Update govulncheck workflow to scan source code #11482
Conversation
Changed govulncheck to run on all source files (./...) instead of the built binary. This fixes uploading to GitHub Code Scanning as the location data will be valid, so it will get accepted.
There was a problem hiding this comment.
Pull Request Overview
Updates the govulncheck workflow to scan source code instead of binary mode to fix SARIF upload failures to GitHub Code Scanning. The issue was that binary mode scanning cannot provide source code line numbers required by GitHub Code Scanning.

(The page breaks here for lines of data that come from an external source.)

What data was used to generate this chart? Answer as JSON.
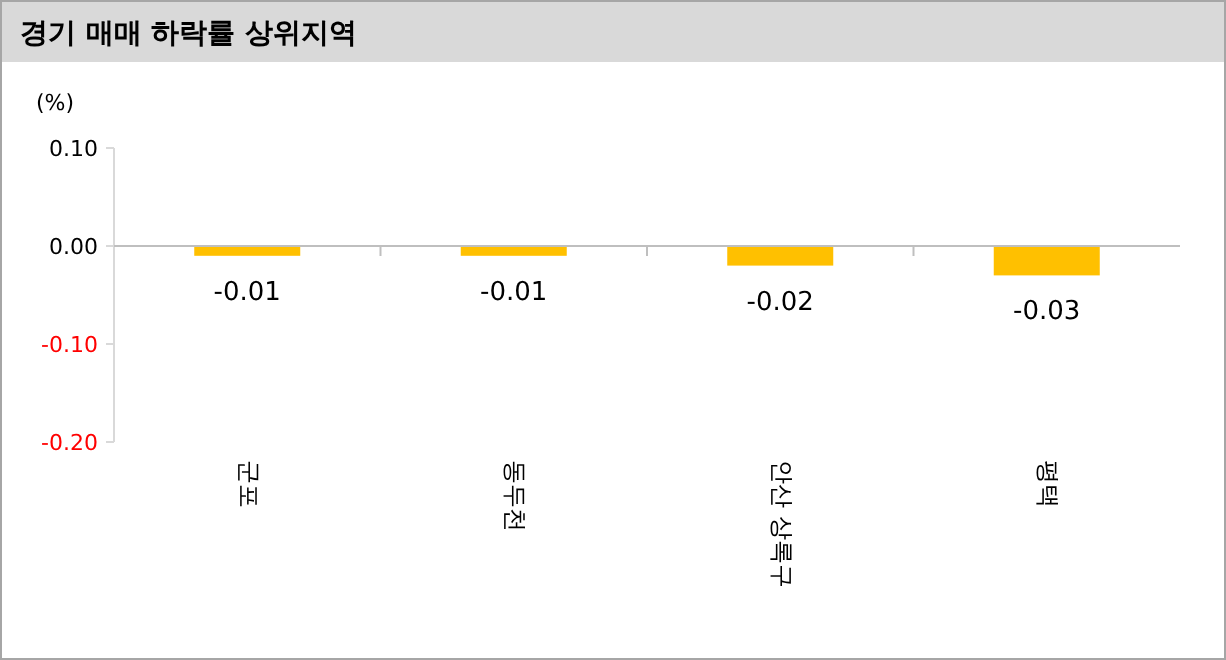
{
  "chart_data": {
    "type": "bar",
    "title": "경기 매매 하락률 상위지역",
    "ylabel": "(%)",
    "categories": [
      "군포",
      "동두천",
      "안산 상록구",
      "평택"
    ],
    "values": [
      -0.01,
      -0.01,
      -0.02,
      -0.03
    ],
    "color": "#ffc000",
    "ylim": [
      -0.2,
      0.1
    ],
    "yticks": [
      {
        "value": 0.1,
        "label": "0.10"
      },
      {
        "value": 0,
        "label": "0.00"
      },
      {
        "value": -0.1,
        "label": "-0.10"
      },
      {
        "value": -0.2,
        "label": "-0.20"
      }
    ],
    "data_labels": true
  }
}
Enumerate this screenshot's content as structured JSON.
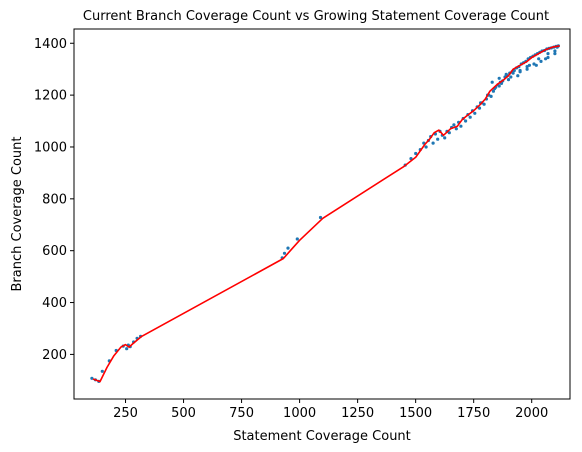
{
  "chart_data": {
    "type": "scatter",
    "title": "Current Branch Coverage Count vs Growing Statement Coverage Count",
    "xlabel": "Statement Coverage Count",
    "ylabel": "Branch Coverage Count",
    "xlim": [
      28,
      2165
    ],
    "ylim": [
      28,
      1455
    ],
    "xticks": [
      250,
      500,
      750,
      1000,
      1250,
      1500,
      1750,
      2000
    ],
    "yticks": [
      200,
      400,
      600,
      800,
      1000,
      1200,
      1400
    ],
    "grid": false,
    "colors": {
      "scatter": "#1f77b4",
      "line": "#ff0000"
    },
    "line": {
      "x": [
        110,
        125,
        140,
        170,
        200,
        230,
        250,
        265,
        280,
        300,
        320,
        930,
        960,
        1000,
        1100,
        1450,
        1500,
        1540,
        1560,
        1580,
        1600,
        1620,
        1650,
        1680,
        1700,
        1720,
        1750,
        1780,
        1800,
        1820,
        1850,
        1880,
        1900,
        1920,
        1950,
        1980,
        2000,
        2030,
        2060,
        2090,
        2120
      ],
      "y": [
        105,
        100,
        95,
        150,
        195,
        228,
        238,
        228,
        240,
        255,
        270,
        570,
        600,
        640,
        725,
        925,
        960,
        1010,
        1030,
        1055,
        1065,
        1045,
        1070,
        1080,
        1105,
        1120,
        1140,
        1165,
        1185,
        1215,
        1240,
        1260,
        1275,
        1300,
        1315,
        1330,
        1345,
        1360,
        1375,
        1385,
        1390
      ]
    },
    "scatter": {
      "x": [
        105,
        120,
        135,
        150,
        180,
        210,
        240,
        255,
        262,
        270,
        285,
        300,
        315,
        925,
        935,
        950,
        990,
        1090,
        1455,
        1480,
        1500,
        1520,
        1535,
        1545,
        1555,
        1565,
        1575,
        1585,
        1595,
        1605,
        1615,
        1625,
        1635,
        1645,
        1655,
        1665,
        1675,
        1685,
        1695,
        1705,
        1715,
        1725,
        1735,
        1745,
        1755,
        1765,
        1775,
        1785,
        1795,
        1805,
        1815,
        1825,
        1835,
        1845,
        1855,
        1865,
        1875,
        1885,
        1895,
        1905,
        1915,
        1925,
        1935,
        1945,
        1955,
        1965,
        1975,
        1985,
        1995,
        2005,
        2015,
        2025,
        2035,
        2045,
        2055,
        2065,
        2075,
        2085,
        2095,
        2105,
        2115,
        1830,
        1860,
        1890,
        1920,
        1950,
        1980,
        2010,
        2040,
        2070,
        2100,
        1860,
        1900,
        1940,
        1980,
        2020,
        2060,
        2100,
        1780,
        1810,
        1840,
        1870,
        1910,
        1950,
        1990,
        2030,
        2070,
        2110
      ],
      "y": [
        108,
        102,
        96,
        135,
        175,
        215,
        232,
        222,
        236,
        230,
        248,
        262,
        270,
        572,
        590,
        610,
        645,
        728,
        930,
        955,
        975,
        990,
        1015,
        1000,
        1025,
        1040,
        1015,
        1050,
        1030,
        1060,
        1045,
        1035,
        1060,
        1055,
        1075,
        1085,
        1070,
        1095,
        1080,
        1110,
        1100,
        1125,
        1115,
        1140,
        1130,
        1155,
        1150,
        1170,
        1165,
        1185,
        1200,
        1195,
        1215,
        1230,
        1240,
        1250,
        1255,
        1270,
        1275,
        1285,
        1290,
        1295,
        1305,
        1310,
        1320,
        1325,
        1330,
        1340,
        1345,
        1350,
        1355,
        1360,
        1365,
        1370,
        1372,
        1378,
        1380,
        1382,
        1385,
        1388,
        1390,
        1250,
        1265,
        1280,
        1285,
        1295,
        1310,
        1320,
        1330,
        1345,
        1360,
        1235,
        1260,
        1275,
        1300,
        1315,
        1340,
        1370,
        1170,
        1200,
        1225,
        1245,
        1270,
        1290,
        1315,
        1340,
        1360,
        1385
      ]
    }
  }
}
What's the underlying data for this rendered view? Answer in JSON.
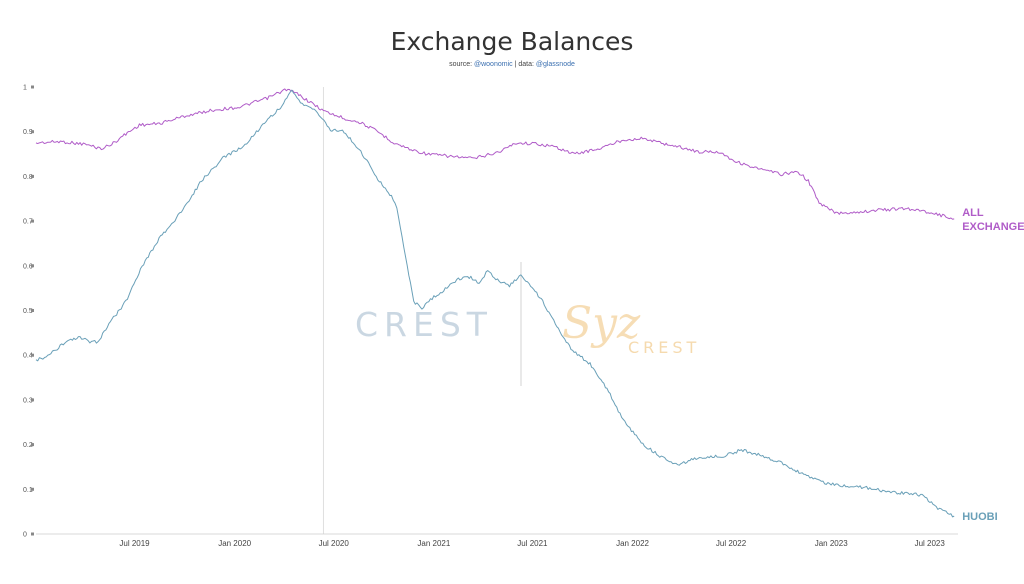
{
  "title": "Exchange Balances",
  "subtitle": {
    "prefix": "source: ",
    "source": "@woonomic",
    "separator": " | data: ",
    "data": "@glassnode"
  },
  "watermark": {
    "left": "CREST",
    "right_script": "Syz",
    "right": "CREST"
  },
  "colors": {
    "all_exchanges": "#b05cc8",
    "huobi": "#6aa0b8",
    "grid": "#e6e6e6",
    "event_line": "#d8d8d8"
  },
  "chart_data": {
    "type": "line",
    "title": "Exchange Balances",
    "x_is_date": true,
    "xlim": [
      "2019-01-01",
      "2023-08-22"
    ],
    "ylim": [
      0,
      1
    ],
    "yticks": [
      0,
      0.1,
      0.2,
      0.3,
      0.4,
      0.5,
      0.6,
      0.7,
      0.8,
      0.9,
      1
    ],
    "ytick_labels": [
      "0",
      "0.1",
      "0.2",
      "0.3",
      "0.4",
      "0.5",
      "0.6",
      "0.7",
      "0.8",
      "0.9",
      "1"
    ],
    "xticks": [
      "2019-07-01",
      "2020-01-01",
      "2020-07-01",
      "2021-01-01",
      "2021-07-01",
      "2022-01-01",
      "2022-07-01",
      "2023-01-01",
      "2023-07-01"
    ],
    "xtick_labels": [
      "Jul 2019",
      "Jan 2020",
      "Jul 2020",
      "Jan 2021",
      "Jul 2021",
      "Jan 2022",
      "Jul 2022",
      "Jan 2023",
      "Jul 2023"
    ],
    "event_line": "2020-06-12",
    "grid": false,
    "legend": "inline labels at right",
    "series": [
      {
        "name": "ALL EXCHANGES",
        "points": [
          [
            "2019-01-01",
            0.875
          ],
          [
            "2019-02-15",
            0.878
          ],
          [
            "2019-04-01",
            0.872
          ],
          [
            "2019-05-01",
            0.862
          ],
          [
            "2019-05-20",
            0.872
          ],
          [
            "2019-06-15",
            0.895
          ],
          [
            "2019-07-10",
            0.915
          ],
          [
            "2019-08-15",
            0.918
          ],
          [
            "2019-10-01",
            0.935
          ],
          [
            "2019-11-20",
            0.948
          ],
          [
            "2020-01-10",
            0.955
          ],
          [
            "2020-03-01",
            0.975
          ],
          [
            "2020-04-05",
            0.995
          ],
          [
            "2020-04-25",
            0.985
          ],
          [
            "2020-05-20",
            0.965
          ],
          [
            "2020-06-15",
            0.945
          ],
          [
            "2020-07-20",
            0.93
          ],
          [
            "2020-08-20",
            0.92
          ],
          [
            "2020-09-20",
            0.9
          ],
          [
            "2020-10-20",
            0.875
          ],
          [
            "2020-11-20",
            0.86
          ],
          [
            "2020-12-20",
            0.85
          ],
          [
            "2021-02-01",
            0.845
          ],
          [
            "2021-03-15",
            0.84
          ],
          [
            "2021-05-01",
            0.855
          ],
          [
            "2021-06-01",
            0.875
          ],
          [
            "2021-07-10",
            0.873
          ],
          [
            "2021-08-15",
            0.865
          ],
          [
            "2021-09-15",
            0.85
          ],
          [
            "2021-11-01",
            0.862
          ],
          [
            "2021-12-15",
            0.882
          ],
          [
            "2022-01-20",
            0.885
          ],
          [
            "2022-03-01",
            0.873
          ],
          [
            "2022-04-01",
            0.865
          ],
          [
            "2022-05-01",
            0.855
          ],
          [
            "2022-06-10",
            0.855
          ],
          [
            "2022-07-10",
            0.833
          ],
          [
            "2022-08-20",
            0.817
          ],
          [
            "2022-10-01",
            0.805
          ],
          [
            "2022-11-01",
            0.81
          ],
          [
            "2022-11-20",
            0.79
          ],
          [
            "2022-12-10",
            0.74
          ],
          [
            "2023-01-10",
            0.718
          ],
          [
            "2023-02-15",
            0.72
          ],
          [
            "2023-04-01",
            0.725
          ],
          [
            "2023-05-20",
            0.728
          ],
          [
            "2023-07-01",
            0.72
          ],
          [
            "2023-08-15",
            0.705
          ]
        ]
      },
      {
        "name": "HUOBI",
        "points": [
          [
            "2019-01-01",
            0.39
          ],
          [
            "2019-01-20",
            0.395
          ],
          [
            "2019-02-20",
            0.425
          ],
          [
            "2019-03-20",
            0.44
          ],
          [
            "2019-04-10",
            0.43
          ],
          [
            "2019-04-25",
            0.43
          ],
          [
            "2019-05-15",
            0.47
          ],
          [
            "2019-06-15",
            0.52
          ],
          [
            "2019-07-15",
            0.6
          ],
          [
            "2019-08-15",
            0.66
          ],
          [
            "2019-09-25",
            0.72
          ],
          [
            "2019-11-01",
            0.79
          ],
          [
            "2019-12-10",
            0.84
          ],
          [
            "2020-01-20",
            0.87
          ],
          [
            "2020-02-25",
            0.92
          ],
          [
            "2020-03-25",
            0.955
          ],
          [
            "2020-04-15",
            0.99
          ],
          [
            "2020-05-01",
            0.965
          ],
          [
            "2020-05-20",
            0.955
          ],
          [
            "2020-06-10",
            0.93
          ],
          [
            "2020-06-25",
            0.905
          ],
          [
            "2020-07-20",
            0.9
          ],
          [
            "2020-08-20",
            0.855
          ],
          [
            "2020-09-20",
            0.795
          ],
          [
            "2020-10-15",
            0.755
          ],
          [
            "2020-10-25",
            0.73
          ],
          [
            "2020-11-10",
            0.62
          ],
          [
            "2020-11-25",
            0.52
          ],
          [
            "2020-12-10",
            0.505
          ],
          [
            "2021-01-01",
            0.53
          ],
          [
            "2021-01-25",
            0.55
          ],
          [
            "2021-02-15",
            0.57
          ],
          [
            "2021-03-10",
            0.575
          ],
          [
            "2021-03-25",
            0.56
          ],
          [
            "2021-04-10",
            0.59
          ],
          [
            "2021-05-01",
            0.565
          ],
          [
            "2021-05-20",
            0.555
          ],
          [
            "2021-06-10",
            0.58
          ],
          [
            "2021-06-25",
            0.56
          ],
          [
            "2021-07-20",
            0.52
          ],
          [
            "2021-08-15",
            0.465
          ],
          [
            "2021-09-10",
            0.415
          ],
          [
            "2021-10-15",
            0.38
          ],
          [
            "2021-11-15",
            0.325
          ],
          [
            "2021-12-15",
            0.255
          ],
          [
            "2022-01-20",
            0.2
          ],
          [
            "2022-02-20",
            0.175
          ],
          [
            "2022-03-25",
            0.155
          ],
          [
            "2022-04-25",
            0.168
          ],
          [
            "2022-05-25",
            0.172
          ],
          [
            "2022-06-20",
            0.175
          ],
          [
            "2022-07-20",
            0.188
          ],
          [
            "2022-08-20",
            0.178
          ],
          [
            "2022-09-20",
            0.165
          ],
          [
            "2022-10-20",
            0.148
          ],
          [
            "2022-11-20",
            0.128
          ],
          [
            "2022-12-20",
            0.115
          ],
          [
            "2023-01-25",
            0.108
          ],
          [
            "2023-03-01",
            0.105
          ],
          [
            "2023-04-15",
            0.095
          ],
          [
            "2023-05-25",
            0.09
          ],
          [
            "2023-06-20",
            0.087
          ],
          [
            "2023-07-10",
            0.062
          ],
          [
            "2023-08-15",
            0.04
          ]
        ]
      }
    ]
  }
}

- Removes binary build step and switches from binary mode to source code scanning
- Changes govulncheck command to scan
./...(all packages) instead of the built binary - Maintains the same SARIF output format for Code Scanning integration
Thank you for digging into this and that explanation! ❤️ Relates #11209 |
| @@ -21,8 +21,7 @@ jobs: | |||
| # See https://pkg.go.dev/golang.org/x/vuln/cmd/govulncheck#hdr-Exit_codes for more information on exit codes. | |||
| - name: Check Go vulnerabilities | |||
| run: | | |||
| make | |||
| go run golang.org/x/vuln/cmd/govulncheck@d1f380186385b4f64e00313f31743df8e4b89a77 -mode=binary -format sarif bin/gh > gh.sarif | |||
| go run golang.org/x/vuln/cmd/govulncheck@d1f380186385b4f64e00313f31743df8e4b89a77 -format sarif ./... > gh.sarif | |||
There was a problem hiding this comment.
question: Do you have any concerns about the other package main executables within the cli/cli code base being included in the scan?
I think this was my only concern previously but it isn't the end of the world especially with this failing.
There was a problem hiding this comment.
Good question. I guess I don't have any problems with scanning that code also. If it becomes a problem, we could filter it out of the SARIF 👍 As of now that code doesn't produce any alerts from running this on my machine.
Description
Our govulncheck workflow is failing to upload SARIF results to Code Scanning.
See a workflow run here
Explanation and solution
This is happening because we are scanning in binary mode. govulncheck is unable to deduce source code line numbers (
location) from the binary. GitHub Code Scanning requires this line number information to accept a SARIF file, otherwise it cannot provide annotations directly on the vulnerable code.The solution is to have govulncheck run on source files (
./...) instead of the built binary in binary mode. This way, govulncheck can find the source code line numbers (location) and include it in the SARIF, making GitHub Code Scanning accept it.See
physicallocationobject for additional reference on this requirement.